OSHA encourages employers to be proactive about workplace safety and recommends instituting an Injury and Illness Prevention Program in order to prevent common issues that cause workplace injuries. These programs are meant to identify factors that influence workplace hazards and result in workers getting sick or injured or killed.

There are many industries that have incorporated such preventative programs in an effort to improve health and safety on the job. These companies have already shown a significant drop in injuries and accidents. Additionally, these programs seem to trigger progressive positive change for the whole work environment, as many companies are reporting higher morale, increased productivity, and less turnover of workforce.

To date, thirty-four states across the country require such safety programs. These programs include a focus on specific hazards in the workplace so a plan can be devised to control such hazards and deal with them in a proactive manner. This can help reduce the amount of accidents on the job as the staff is fully aware of what can go wrong and are prepared to prevent such accidents from occurring.
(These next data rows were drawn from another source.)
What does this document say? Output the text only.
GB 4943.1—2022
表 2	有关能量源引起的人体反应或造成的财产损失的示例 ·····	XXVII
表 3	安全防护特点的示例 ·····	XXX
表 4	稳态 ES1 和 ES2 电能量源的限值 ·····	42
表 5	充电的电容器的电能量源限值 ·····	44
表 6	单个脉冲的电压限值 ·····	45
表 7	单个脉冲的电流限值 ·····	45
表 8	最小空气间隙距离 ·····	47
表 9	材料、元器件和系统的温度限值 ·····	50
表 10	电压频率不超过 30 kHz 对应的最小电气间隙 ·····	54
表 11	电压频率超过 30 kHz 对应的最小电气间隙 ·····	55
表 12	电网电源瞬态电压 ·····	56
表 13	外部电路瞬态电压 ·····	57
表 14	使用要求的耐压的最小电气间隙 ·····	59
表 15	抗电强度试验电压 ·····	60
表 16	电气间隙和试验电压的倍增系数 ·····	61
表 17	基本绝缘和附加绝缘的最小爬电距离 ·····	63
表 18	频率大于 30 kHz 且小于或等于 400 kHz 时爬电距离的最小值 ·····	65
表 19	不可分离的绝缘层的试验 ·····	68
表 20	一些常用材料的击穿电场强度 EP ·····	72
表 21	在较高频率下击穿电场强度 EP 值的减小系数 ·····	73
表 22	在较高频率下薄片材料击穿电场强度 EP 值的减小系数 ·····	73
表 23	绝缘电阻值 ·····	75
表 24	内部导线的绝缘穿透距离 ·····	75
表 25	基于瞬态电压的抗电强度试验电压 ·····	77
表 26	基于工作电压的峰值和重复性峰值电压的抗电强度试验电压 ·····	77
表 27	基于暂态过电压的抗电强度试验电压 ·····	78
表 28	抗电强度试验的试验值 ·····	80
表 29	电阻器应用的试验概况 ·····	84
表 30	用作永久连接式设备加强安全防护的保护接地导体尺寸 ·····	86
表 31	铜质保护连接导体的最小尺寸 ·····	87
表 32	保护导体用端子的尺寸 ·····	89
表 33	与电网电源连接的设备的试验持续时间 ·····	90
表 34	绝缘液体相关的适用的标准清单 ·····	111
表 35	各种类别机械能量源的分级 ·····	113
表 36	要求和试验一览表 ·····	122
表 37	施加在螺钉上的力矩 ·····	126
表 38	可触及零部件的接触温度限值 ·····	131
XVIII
Program topics including management leadership, hazard identification, assessment, and prevention, worker participation, and additional education and training for the entire work force. There also needs to be a thorough critique of the program itself as time goes on so it can be continually improved to address the changing needs of the workforce. Each program will need to be designed to address the specific needs of the company based on industry, size, job duties, and overall environment. There is no one health and safety program that can cover all bases within every company.

The more active workers and employers are in the workplace safety programs, the less injury and costs will be incurred on the whole. With less time off for injury recovery, workers are likely to be more productive and pose much less of a financial risk for their employers.